Oleh Angga Ariestya*
KOMPAS.com - Mengikuti tren fesyen kini makin mudah dengan kehadiran platform daring: sekali klik, pakaian baru masuk keranjang dan bisa langsung check out. Ada tren baru dengan diskon mantap? Tinggal beli lagi. Tanpa disadari, pakaian pun menumpuk di lemari, padahal jarang dipakai.
Fast fashion, berkembang pesat lewat pengaruh media sosial dan influencer, membuat pakaian trendy dengan harga murah kian menjamur dan menarik minat masyarakat untuk berbelanja, tampil gaya, dan selalu mengikuti mode terbaru.

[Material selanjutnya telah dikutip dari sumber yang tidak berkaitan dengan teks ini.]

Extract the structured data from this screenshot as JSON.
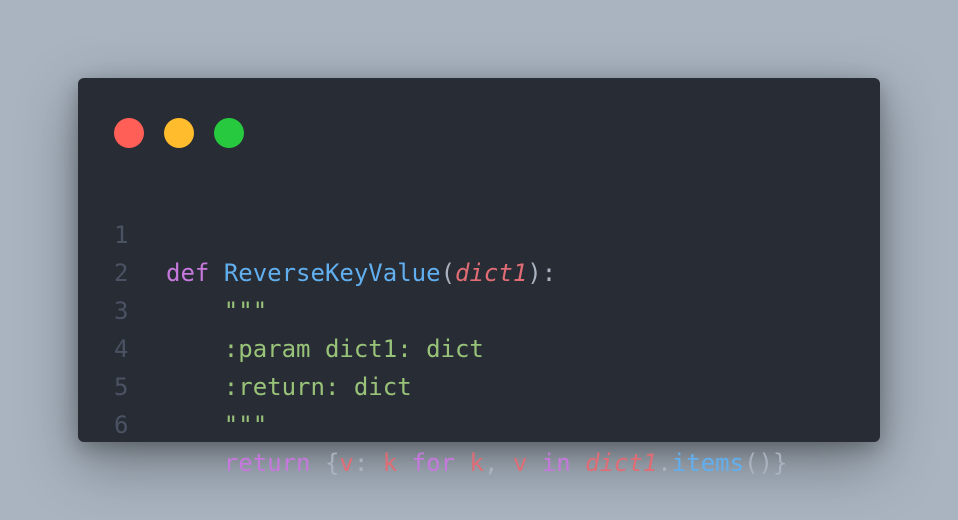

Namun, kebiasaan ini membuat banyak anak muda terjebak dalam siklus pembelian impulsif yang tak hanya boros, tetapi juga menyumbang emisi dan permasalahan lingkungan.
Fenomena ini memunculkan gerakan slow fashion yang mengajak kita lebih sadar, selektif, dan bertanggung jawab dalam belanja fesyen.
Dari mana asal-muasal emisi pakaian?
Emisi pakaian berasal dari proses produksi dan juga limbah setelah konsumsi. Proses produksi pakaian seperti pewarnaan dan pemintalan kain butuh energi besar dan menghasilkan emisi gas rumah kaca yang besar pula. Produksi 1 kilogram kain, misalnya, bisa menghasilkan antara 20-23 kg gas rumah kaca.
Baca juga: Bagaimana London Fashion Week Mendorong Fashion Berkelanjutan?
Setelah pakaian digunakan, masalah masih berlanjut. Sekitar 73 persen tekstil berujung sebagai limbah, dan hanya kurang dari 1 persen yang didaur ulang. Pembakaran pakaian bekas melepaskan zat kimia berbahaya dan mikroplastik ke udara, menghasilkan lebih banyak emisi gas rumah kaca dan memperburuk kualitas lingkungan.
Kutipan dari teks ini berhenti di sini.